昭和の初めからしょうゆ味で”日本食”の地位を奪ってきたのが流しのラーメンです。これも華僑が日本人向けに発明したらしく、本場の中国でも見ることができない代物です。さて、台湾には昔から、細い乾麵にお湯をかけ、蓋をしてしばらく置いた後で食べる烏糸麺(ウースーメン)というのがあります。これと香港の蛋麺(ピーメン)にヒントを得て、あのインスタントラーメンを開発したのが、日清食品の安藤百福氏です。ちなみに安藤百福氏は台湾出身だそうです。このインスタントラーメンが今なお売れ続けているのは周知のとおりです。あとで悔しがったのが台湾出身の方たちだそうです。

「オレもあれを何とかすれば、と前から考えてたんだ!」

よく聞く話ですよね(笑)。彼らはあちこちの会合でこれに近い考えをしゃべりあっていたのだろうが、だれもそれをものにできませんでした。

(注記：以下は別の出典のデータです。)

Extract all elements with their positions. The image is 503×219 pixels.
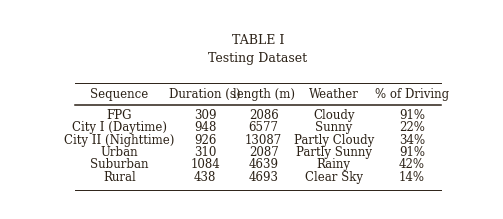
Text: 14%: 14%	[399, 171, 425, 184]
Text: Sunny: Sunny	[315, 122, 353, 134]
Text: % of Driving: % of Driving	[375, 88, 449, 101]
Text: 91%: 91%	[399, 109, 425, 122]
Text: FPG: FPG	[107, 109, 132, 122]
Text: City II (Nighttime): City II (Nighttime)	[64, 134, 175, 147]
Text: Suburban: Suburban	[90, 158, 149, 171]
Text: 948: 948	[194, 122, 216, 134]
Text: 2086: 2086	[249, 109, 279, 122]
Text: 310: 310	[194, 146, 216, 159]
Text: length (m): length (m)	[232, 88, 295, 101]
Text: 13087: 13087	[245, 134, 282, 147]
Text: Partly Sunny: Partly Sunny	[296, 146, 372, 159]
Text: 34%: 34%	[399, 134, 425, 147]
Text: 22%: 22%	[399, 122, 425, 134]
Text: 6577: 6577	[248, 122, 279, 134]
Text: 926: 926	[194, 134, 216, 147]
Text: Cloudy: Cloudy	[313, 109, 355, 122]
Text: 91%: 91%	[399, 146, 425, 159]
Text: Weather: Weather	[309, 88, 359, 101]
Text: 4639: 4639	[248, 158, 279, 171]
Text: 42%: 42%	[399, 158, 425, 171]
Text: 438: 438	[194, 171, 216, 184]
Text: 4693: 4693	[248, 171, 279, 184]
Text: Rural: Rural	[103, 171, 136, 184]
Text: 309: 309	[194, 109, 216, 122]
Text: Clear Sky: Clear Sky	[305, 171, 363, 184]
Text: City I (Daytime): City I (Daytime)	[72, 122, 167, 134]
Text: Duration (s): Duration (s)	[170, 88, 241, 101]
Text: 1084: 1084	[190, 158, 220, 171]
Text: Sequence: Sequence	[90, 88, 148, 101]
Text: Partly Cloudy: Partly Cloudy	[294, 134, 374, 147]
Text: Testing Dataset: Testing Dataset	[208, 52, 307, 65]
Text: Urban: Urban	[101, 146, 138, 159]
Text: Rainy: Rainy	[317, 158, 351, 171]
Text: TABLE I: TABLE I	[231, 34, 284, 47]
Text: 2087: 2087	[249, 146, 279, 159]
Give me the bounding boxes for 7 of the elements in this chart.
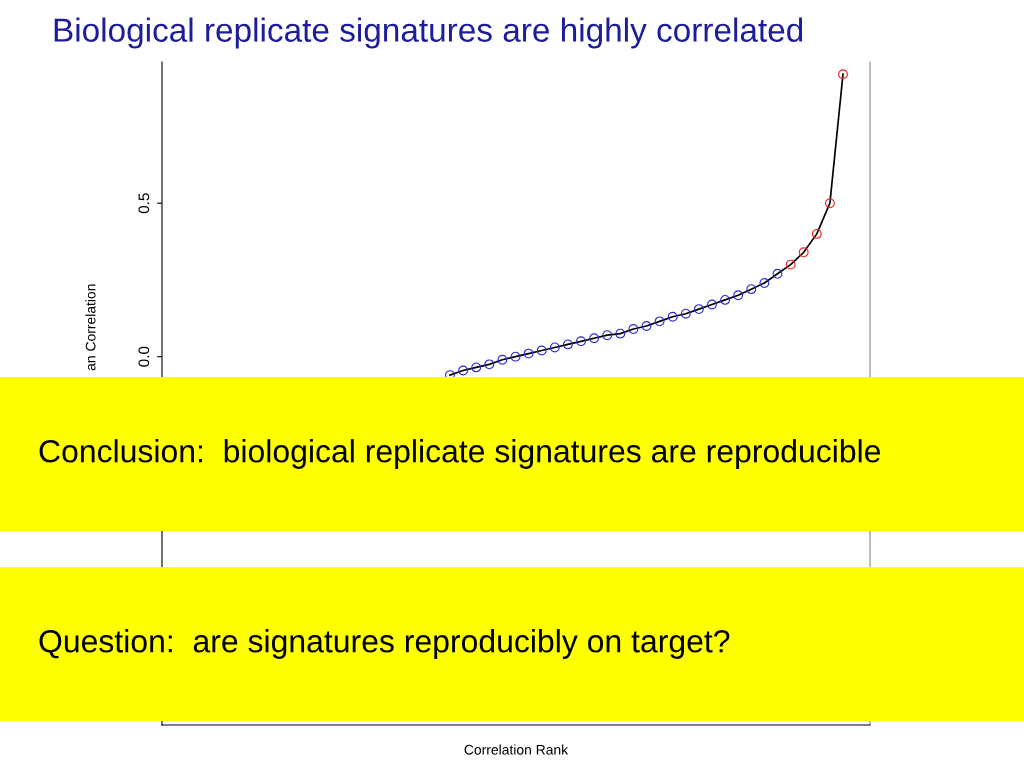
annotation: Conclusion: biological replicate signatures are reproducible	[39, 439, 881, 469]
x-axis-title: Correlation Rank	[464, 744, 569, 755]
annotation: Question: are signatures reproducibly on target?	[39, 629, 730, 659]
y-tick-label: 0.5	[138, 193, 150, 214]
y-tick-label: 0.0	[138, 346, 150, 367]
y-axis-title: an Correlation	[85, 284, 96, 371]
chart-title: Biological replicate signatures are highly correlated	[54, 17, 803, 49]
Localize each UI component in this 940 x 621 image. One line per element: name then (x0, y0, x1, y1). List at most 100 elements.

 ふとした会話の中にこそ、すばらしい情報がひそんでいます。

 いまはインターネットの発達によって、いろいろな情報が手に入りやすくなってきていますが、本当においしい情報、ためになる情報は人から教えてもらうのがいちばんですよね。科学が発達しても、やっぱり人ですよね(笑)

 

いかがでしたでしょうか?

今日もお付き合いいただきありがとうございました。